“That’s pigeon peas, hun,” Sally says to me as she swiftly harvests handfuls of bronze seed pods into her bucket. “A lot of Indian people, Punjabi people, love to buy these. They boil them and stir fry them with their rice.” I let out a sheepish laugh, embarrassed that I couldn’t identify one of my own cultural crops. I am in Sally Manivong’s field on Diwali, the Hindu festival of light. On the other side of the world, thousands of people are preparing celebratory dishes made of pigeon peas. “Ah, but you were born and raised here so its kind of hard, right? My daughter was born and raised here and there are things that she eats that I would never eat. Being on a farm we get so much knowledge of our ancestors, and our history of what they ate at home, compared to what we have now.”
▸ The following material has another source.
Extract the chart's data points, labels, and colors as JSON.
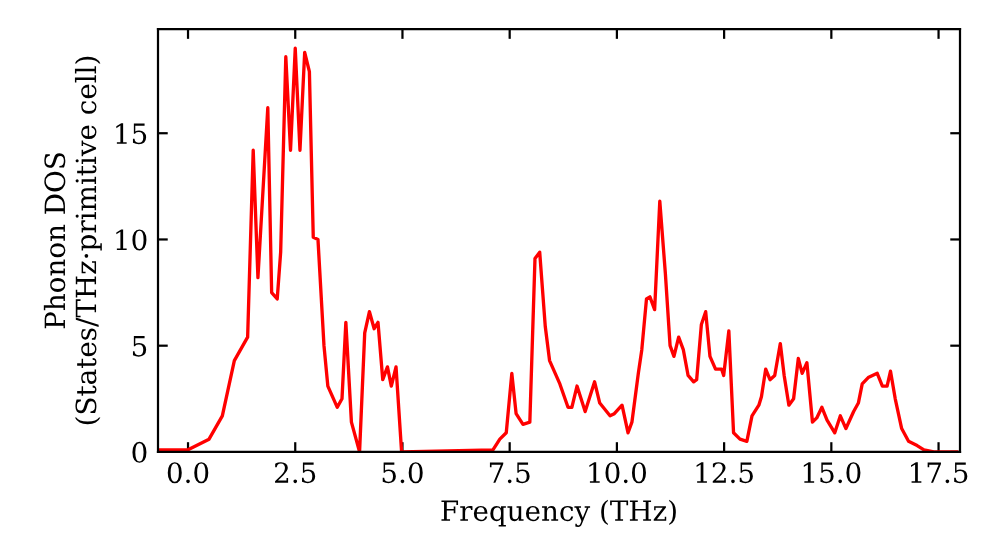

The prices fluctuate. One day it could be $5, $10 a box, next day it could be $2,$3 dollars, or open price. Whatever we make here, a hundred, couple hundred dollars every other week, depending on the prices; it helps keep a roof over our heads and food in my kids’ stomach.
— Sally Manivong, Farmer, Southwest Fresno

Sally Manivong has the kind of swagger that only a farmer-mom could have. In the cold November evening, she is out harvesting in her sweats. She has her cell phone headset in one ear waiting for a call from her mother, and one eye on her daughter who is running around the field rows. She still makes time to graciously tell me about her family and her farm. She shows me the two 5 gallon buckets filled shallowly with pigeon peas and long beans. It’s the end of the season at their farm where they grow crops such as eggplant, bitter melon, and angled loofah or sincua. “This is what little we have to take to market… and most the farmers here have to rent a vehicle just to get this stuff out.” The Manivongs sell both to an aggregation company as well as taking their crop to the San Francisco farmers’ markets themselves.

Sally is proud of her parents for enduring through the volatility of farming. “Sometimes at market we have people coming and telling us that we purchased this produce from somewhere else and are selling it. It breaks my heart because they don’t know the struggle that my parents went through to grow this stuff. There are times that my parents come home and they wont’ even eat because they are so tired from the work.”

Because of a lack of access to government programs, marketing services, and certifications that help brand and track individual farmer’s products, the painstaking work of small linguistically isolated growers is often not acknowledged, and worse, they are sometimes accused of reselling purchased product. “I want to ask those people how they can say something like that, because they don’t know the hardship. They have it so easy, to sit behind a desk or a counter, and the money rings up by the hour but for us we get paid by the week or by the month, from whatever we can grow. Even so we still send money back home to Laos.”

“The prices fluctuate. One day it could be $5, $10 a box, next day it could be $2,$3 dollars, or open price. Whatever we make here, a hundred, couple hundred dollars every other week, depending on the prices; it helps keep a roof over our heads and food in my kids’ stomach.” She adds as an afterthought, “Some people are more lucky. They can afford to buy fertilizer or chemicals, or other things, just to say that they have it. That way they can have better looking products. Through ups and downs we just do what we can and try to move forward.”